SIR - Walk onto the terrace at East Devon District Council headquarters at the Knowle and look down the grand view.

See your eye drawn though the parkland, past the iconic church tower and on to the sea, without seeing the built-up clutter of the town.

That is the vision handed down to us by the creators of the Knowle, magnificent and pleasing. It is the ideal setting to reflect the importance of EDDC when it received the site from Sidmouth, whilst undertaking to preserve it.

Compare that with the proposed vision: a faceless, modern-build office block overlooking car parks and trading estate blocks. Is that how EDDC perceives itself?

There is no vision about how to harness renewables on the existing site, no vision of how to streamline and enhance the way things are run today - all dismissed out of hand with ridiculous pricings. The vision is to slash and burn - turn every plot it can into building land and hope to grab enough money to finance their project to the detriment of Sidmouth.

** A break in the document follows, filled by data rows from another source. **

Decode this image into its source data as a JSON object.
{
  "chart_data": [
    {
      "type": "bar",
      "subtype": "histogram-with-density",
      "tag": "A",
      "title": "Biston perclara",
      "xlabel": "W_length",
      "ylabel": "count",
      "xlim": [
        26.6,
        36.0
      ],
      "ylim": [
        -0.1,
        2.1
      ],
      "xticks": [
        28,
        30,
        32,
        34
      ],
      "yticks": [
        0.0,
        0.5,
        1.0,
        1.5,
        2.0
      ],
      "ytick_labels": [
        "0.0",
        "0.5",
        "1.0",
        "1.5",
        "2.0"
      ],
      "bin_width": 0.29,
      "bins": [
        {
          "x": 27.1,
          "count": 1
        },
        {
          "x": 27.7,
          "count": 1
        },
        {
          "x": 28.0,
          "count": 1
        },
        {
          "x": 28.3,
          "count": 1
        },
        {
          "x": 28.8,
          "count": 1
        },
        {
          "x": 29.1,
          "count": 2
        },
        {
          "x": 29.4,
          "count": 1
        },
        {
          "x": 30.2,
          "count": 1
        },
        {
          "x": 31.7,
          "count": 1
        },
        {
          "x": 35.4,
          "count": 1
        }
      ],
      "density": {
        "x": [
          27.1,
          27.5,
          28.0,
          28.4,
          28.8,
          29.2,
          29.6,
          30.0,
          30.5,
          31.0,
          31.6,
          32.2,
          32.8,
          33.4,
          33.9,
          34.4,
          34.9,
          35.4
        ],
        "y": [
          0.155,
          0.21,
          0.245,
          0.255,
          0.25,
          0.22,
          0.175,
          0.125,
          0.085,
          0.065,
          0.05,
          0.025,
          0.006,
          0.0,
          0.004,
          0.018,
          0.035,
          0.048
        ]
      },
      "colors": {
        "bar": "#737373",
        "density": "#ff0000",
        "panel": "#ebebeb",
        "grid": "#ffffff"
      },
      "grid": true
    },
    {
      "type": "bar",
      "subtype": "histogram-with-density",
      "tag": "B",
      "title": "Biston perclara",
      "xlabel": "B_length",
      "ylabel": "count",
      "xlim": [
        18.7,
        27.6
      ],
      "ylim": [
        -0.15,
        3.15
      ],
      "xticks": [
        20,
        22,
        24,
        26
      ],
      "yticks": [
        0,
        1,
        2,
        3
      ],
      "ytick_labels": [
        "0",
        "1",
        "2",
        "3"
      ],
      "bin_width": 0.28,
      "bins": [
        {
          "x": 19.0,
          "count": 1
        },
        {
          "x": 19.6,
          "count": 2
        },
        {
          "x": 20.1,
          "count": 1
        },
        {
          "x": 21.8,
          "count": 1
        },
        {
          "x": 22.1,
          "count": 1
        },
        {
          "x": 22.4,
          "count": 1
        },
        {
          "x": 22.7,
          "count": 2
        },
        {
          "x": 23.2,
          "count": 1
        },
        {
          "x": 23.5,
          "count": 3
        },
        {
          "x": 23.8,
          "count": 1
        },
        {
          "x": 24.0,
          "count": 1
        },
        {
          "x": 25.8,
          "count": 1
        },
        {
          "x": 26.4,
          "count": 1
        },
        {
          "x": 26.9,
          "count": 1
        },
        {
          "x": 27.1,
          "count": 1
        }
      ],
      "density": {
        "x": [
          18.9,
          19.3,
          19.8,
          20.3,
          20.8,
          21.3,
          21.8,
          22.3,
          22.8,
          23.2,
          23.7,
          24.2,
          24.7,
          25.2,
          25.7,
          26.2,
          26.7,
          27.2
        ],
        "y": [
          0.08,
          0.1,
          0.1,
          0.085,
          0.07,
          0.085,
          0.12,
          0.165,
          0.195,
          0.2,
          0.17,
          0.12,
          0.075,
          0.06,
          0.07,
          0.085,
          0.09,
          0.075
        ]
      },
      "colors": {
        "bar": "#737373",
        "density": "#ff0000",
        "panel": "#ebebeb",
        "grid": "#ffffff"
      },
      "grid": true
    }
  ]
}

Many thousands have signed petitions. If that many are ‘the same old people’ as described by the council then democracy counts for nothing. EDDC is determined to ignore them and look for someone who agrees with it. The simplest explanation is the right one - the EDDC vision has very little support but it does have a lot of opposition: from residents, from professionals, from visitors and it has even succeeded in persuading disparate local forces to unite to oppose that vision.

Well, councillors, unifying your own party into opposition might be a form of success, but it might not be what one would want to be remembered for.

Fortunately, the thing about visions is that they don’t cost much to change; if you change them early enough - like right now. And that can be announced as a triumph. Now that is vision. But is it too big a vision for the EDDC to grasp?